Wohin das am Ende führt, hat ein so kluger Dichter und Philosoph wie Paul Valéry hellsichtig erkannt. Die Leute, so sagte Valéry sinngemäß, gieren nach Freiheit, sind unersättlich danach. Mit Vergnügen reißen sie eine Barriere von Moral und Tradition nach der anderen ein – bis sie es dann irgendwann mit der Angst bekommen und die Polizei herbeirufen.
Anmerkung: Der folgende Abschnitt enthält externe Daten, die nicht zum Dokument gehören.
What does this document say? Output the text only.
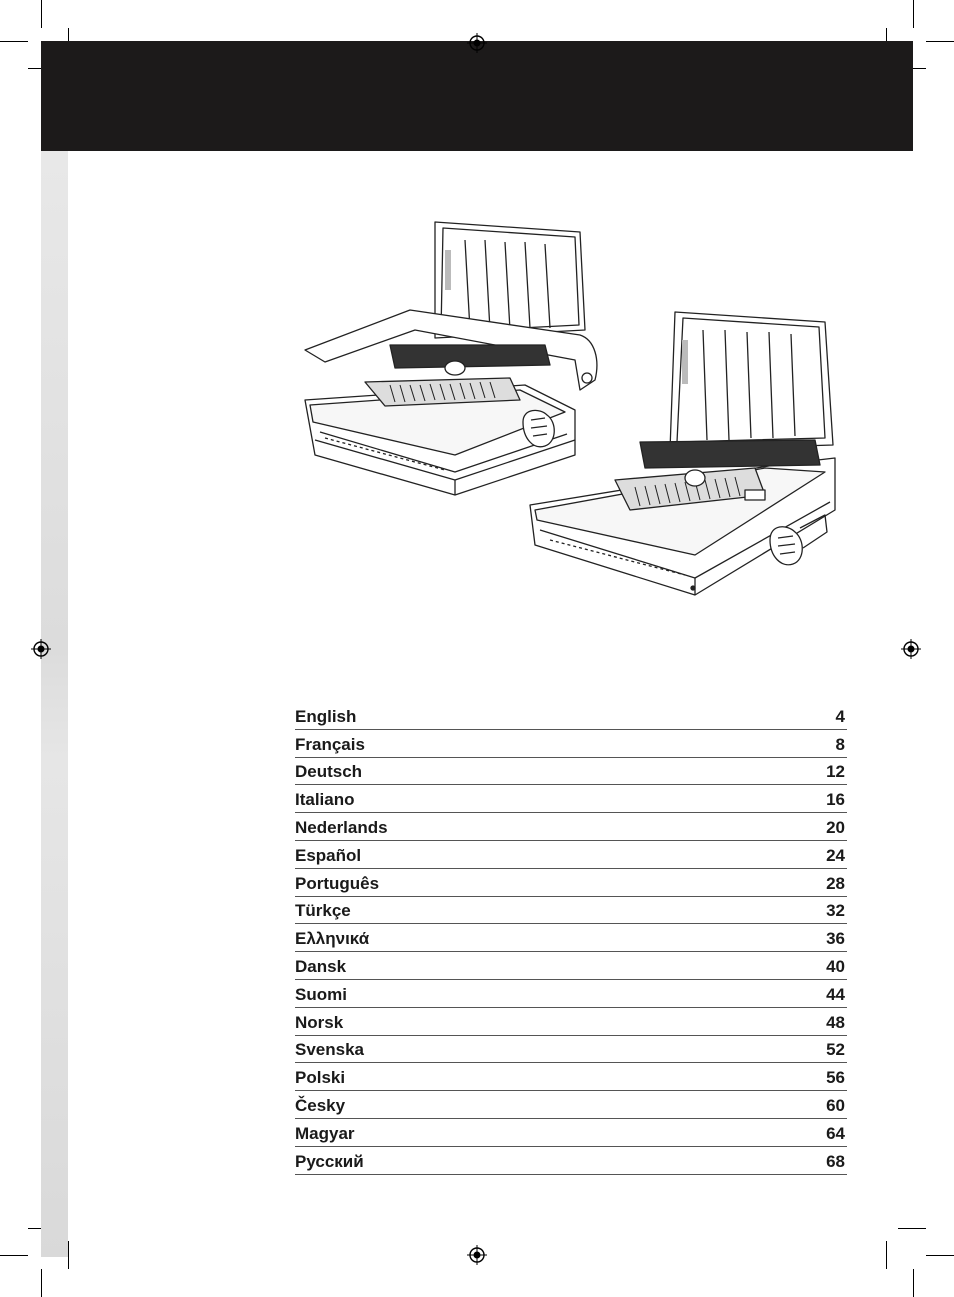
English	4
Français	8
Deutsch	12
Italiano	16
Nederlands	20
Español	24
Português	28
Türkçe	32
Ελληνικά	36
Dansk	40
Suomi	44
Norsk	48
Svenska	52
Polski	56
Česky	60
Magyar	64
Русский	68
Auf der Suche nach dem verlorenen Feind
Der Punkt, wo die auf solche Weise erzeugte Unsicherheit vielen als unerträglich erscheint, ist meist viel früher erreicht. Auch wenn gar keine wirklichen Feinde vorhanden sind, stehen jetzt Demagogen auf, die nach ihnen suchen und sie zur Not frei erfinden. Denn im Grunde wird ja nach Namen für die unterschwellig vorhandene Angst gesucht. Ob Lega Nord, Front National, die AfD oder die österreichische FPÖ zählt letztlich wenig. Auch der Unterschied zwischen Rechts und Links ist eher nebensächlich. Was für die Menge zählt, ist etwas anderes, nämlich die Sicherheit eines eindeutigen Weltbilds, die sie sich von politischen, moralischen oder ideologischen Instanzen erhofft. Das Einschwören auf deklarierte Feinde – erfundene oder reale -, ist dabei ein Mittel der Wahl, dessen sich außer den genannten rechtsradikalen Parteien auch autoritäre Staatsoberhäupter bedienen, Wladimir Putin zum Beispiel auf höchst raffinierte, der neue amerikanische Präsident dagegen auf vergleichsweise primitive Weise.
Hauptfeind Liberalismus
Es ist kein Zufall, dass alle diese Bewegungen einfache Lösungen propagieren und ihren Hauptfeind im Liberalismus sehen, unter dem sie genau jene Haltung des permissiven „Ja-Aber“ verstehen, die für sie die Auflösung aller Gewissheiten bedeutet. Isolde Charim scheint daran zu glauben, dass die moderne Gesellschaft auf dem Weg ihrer Befreiung von allen historisch gewachsenen Identitäten immer weiter voranschreiten wird. Dagegen war Paul Valéry überzeugt, dass sie irgendwann nach der Polizei rufen wird. Ich bin mit Frau Professor Charim der Meinung, dass eine Gesellschaft, die sich nach ihren Vorstellungen entwickelt, ein Ideal verwirklichen würde, zumal ich selbst ja zum Lager der Kosmopoliten und Ja-Aber-Intellektuellen gehöre. Trotzdem fürchte ich, dass Paul Valéry sich durch Realismus auszeichnet und mit seiner historischen Hellsicht deutlich im Recht ist. Denn die geschichtliche Realität spricht unmissverständlich dafür, dass Gesellschaften in ihrer Entwicklung immer zwischen zwei entgegengesetzten Polen schwanken: Eine durch bornierte Regeln allzu sehr kujonierte Bevölkerung wird gegen das Zuwenig an Freiheit irgendwann rebellieren. Sie wirft ihre Fesseln ab und wird, kaum dass sie dabei erfolgreich ist, zunehmend permissiver – solange bis das daraus bestehende Unbehagen und die daraus erwachsende Desorientierung aus ihr selbst jene Kräfte hervorbringen, die wieder auf die Einschränkung von Freiheit, auf neue Gewissheit, neuen Glauben, neue Unterwerfung zielen – ein dauerndes Auf und Ab.
Verantwortung
Eine solche Sicht wirft natürlich die Frage der Verantwortung auf. Der Mensch der vielen Identitäten, der Kosmopolit, ist vor allem innerhalb der Eliten zu finden, selten unter jenen Menschen, die sich dem täglichen Arbeitskampf stellen müssen. Die Verunsicherung, die ein Übermaß an Freiheit bei Menschen bewirkt, die sie als eine Infragestellung ihrer Gewissheiten erleiden, kommt deshalb in aller Regel von oben.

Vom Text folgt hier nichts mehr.